Underbelly Cowgate, Edinburgh Festival Fringe, 4th August 2017

Sam Goodburn in ‘Dumbstruck’ IMAGE: Craig Kirkwood

Being a clown is hard. The best are usually at least 40 years old. Sam Goodburn has only just turned 23, and he is very very good. His first full-length show, Dumbstruck, has been expertly directed by Fraser Hooper, but it’s Sam’s performance skills that keep us laughing with him as he awkwardly attempts to manage the morning after a steamy score with the invisibly snoring Susan.

Sam’s lanky physique and long face emphasise a lovable geek persona, and the glorious development of the show from careful creeping to complete chaos is a joy to watch as it unfolds. If we think the room looks a mess when we arrive, it unravels into a special kind of mayhem as we follow the hapless youth’s attempts to fix mistakes and stay on his snoozing lady’s sweet side. The final scene brings the story to a beautiful and unexpected conclusion after a riot of hilarious ridiculousness that leaves me holding my cheeks from laughing so much.

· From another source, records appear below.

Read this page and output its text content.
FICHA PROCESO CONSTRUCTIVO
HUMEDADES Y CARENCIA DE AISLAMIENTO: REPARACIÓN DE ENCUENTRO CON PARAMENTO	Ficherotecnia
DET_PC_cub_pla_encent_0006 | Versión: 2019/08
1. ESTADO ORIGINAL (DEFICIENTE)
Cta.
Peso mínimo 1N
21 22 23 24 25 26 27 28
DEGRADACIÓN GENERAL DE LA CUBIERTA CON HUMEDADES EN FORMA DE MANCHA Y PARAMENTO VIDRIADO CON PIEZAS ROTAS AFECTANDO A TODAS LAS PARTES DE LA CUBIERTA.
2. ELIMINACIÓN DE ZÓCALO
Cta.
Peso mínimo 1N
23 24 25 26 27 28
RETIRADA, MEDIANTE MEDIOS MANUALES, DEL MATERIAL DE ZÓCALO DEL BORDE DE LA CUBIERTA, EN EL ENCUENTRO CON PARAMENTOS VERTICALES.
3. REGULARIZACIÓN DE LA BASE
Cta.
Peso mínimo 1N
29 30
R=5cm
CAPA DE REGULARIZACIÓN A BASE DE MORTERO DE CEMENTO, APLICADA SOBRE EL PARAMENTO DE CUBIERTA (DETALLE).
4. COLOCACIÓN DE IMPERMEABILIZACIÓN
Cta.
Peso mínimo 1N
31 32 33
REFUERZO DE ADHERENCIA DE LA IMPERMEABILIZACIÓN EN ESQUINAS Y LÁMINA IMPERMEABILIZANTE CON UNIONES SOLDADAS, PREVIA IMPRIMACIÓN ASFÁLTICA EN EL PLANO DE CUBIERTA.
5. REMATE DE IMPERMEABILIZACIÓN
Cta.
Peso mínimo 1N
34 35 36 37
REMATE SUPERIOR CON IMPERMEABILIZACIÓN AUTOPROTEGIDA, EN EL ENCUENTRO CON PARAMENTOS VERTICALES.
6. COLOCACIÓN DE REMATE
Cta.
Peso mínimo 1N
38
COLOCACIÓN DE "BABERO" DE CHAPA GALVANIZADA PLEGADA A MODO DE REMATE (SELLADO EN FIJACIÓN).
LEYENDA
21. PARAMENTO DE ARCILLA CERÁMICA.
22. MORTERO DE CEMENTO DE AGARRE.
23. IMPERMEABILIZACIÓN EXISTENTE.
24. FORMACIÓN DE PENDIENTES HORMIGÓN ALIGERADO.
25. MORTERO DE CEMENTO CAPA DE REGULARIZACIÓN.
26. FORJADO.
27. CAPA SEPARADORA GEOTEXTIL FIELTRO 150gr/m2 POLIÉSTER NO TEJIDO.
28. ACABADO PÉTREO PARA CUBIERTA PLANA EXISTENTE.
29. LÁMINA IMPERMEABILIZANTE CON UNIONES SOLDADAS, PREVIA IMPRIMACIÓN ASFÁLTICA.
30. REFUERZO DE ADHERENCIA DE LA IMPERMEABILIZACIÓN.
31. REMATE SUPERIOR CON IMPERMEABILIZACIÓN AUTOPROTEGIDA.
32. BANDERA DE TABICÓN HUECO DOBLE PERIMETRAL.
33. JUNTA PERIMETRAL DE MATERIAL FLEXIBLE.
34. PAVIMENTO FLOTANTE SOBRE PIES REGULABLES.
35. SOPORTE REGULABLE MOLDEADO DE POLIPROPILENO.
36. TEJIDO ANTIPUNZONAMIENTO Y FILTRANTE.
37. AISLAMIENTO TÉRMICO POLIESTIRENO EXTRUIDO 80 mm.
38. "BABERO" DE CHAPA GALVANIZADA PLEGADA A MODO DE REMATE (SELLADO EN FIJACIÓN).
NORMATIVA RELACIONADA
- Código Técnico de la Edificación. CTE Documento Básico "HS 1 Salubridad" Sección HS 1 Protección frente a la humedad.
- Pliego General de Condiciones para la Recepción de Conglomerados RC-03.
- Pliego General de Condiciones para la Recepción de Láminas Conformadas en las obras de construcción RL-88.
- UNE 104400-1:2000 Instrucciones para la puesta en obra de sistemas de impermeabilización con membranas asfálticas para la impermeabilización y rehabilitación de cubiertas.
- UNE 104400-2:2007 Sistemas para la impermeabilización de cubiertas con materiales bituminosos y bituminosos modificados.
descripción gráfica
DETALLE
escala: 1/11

Sam Goodburn in ‘Dumbstruck’

Sam has won major national awards for unicycling, juggling and contemporary circus, although he doesn’t flaunt those abilities from the offset We are gradually let in on his balance and manipulation skills as they build, through feigned disaster, while his character’s hold on the situation conversely disintegrates over the hour.

When I see the show it is still in preview, and the lights and sound cues do not always come according to plan. Or is that, actually, part of the plan? All the pieces of Sam’s universe conspire against him – the toaster timer plays to its own tune, mobile phones cause havoc hurtling through the air, and the bits of clothing strewn around the chintzy flat fall apart in his cleverly clumsy hands – why should the sound technician be any different? The development of a frustrated relationship between them is part of the fun in a show where the character’s intentions never quite manifest as he’d like.

‘Dumbstruck’, by Sam Goodburn at Edinburgh Fringe

Dumbstruck gives me a really good time, and the casting of saviour Brian from the audience brings a whole new level to the improvisations and makes me want to return on a daily basis to see events unfold in all their future incarnations, and to get my feel-good fix.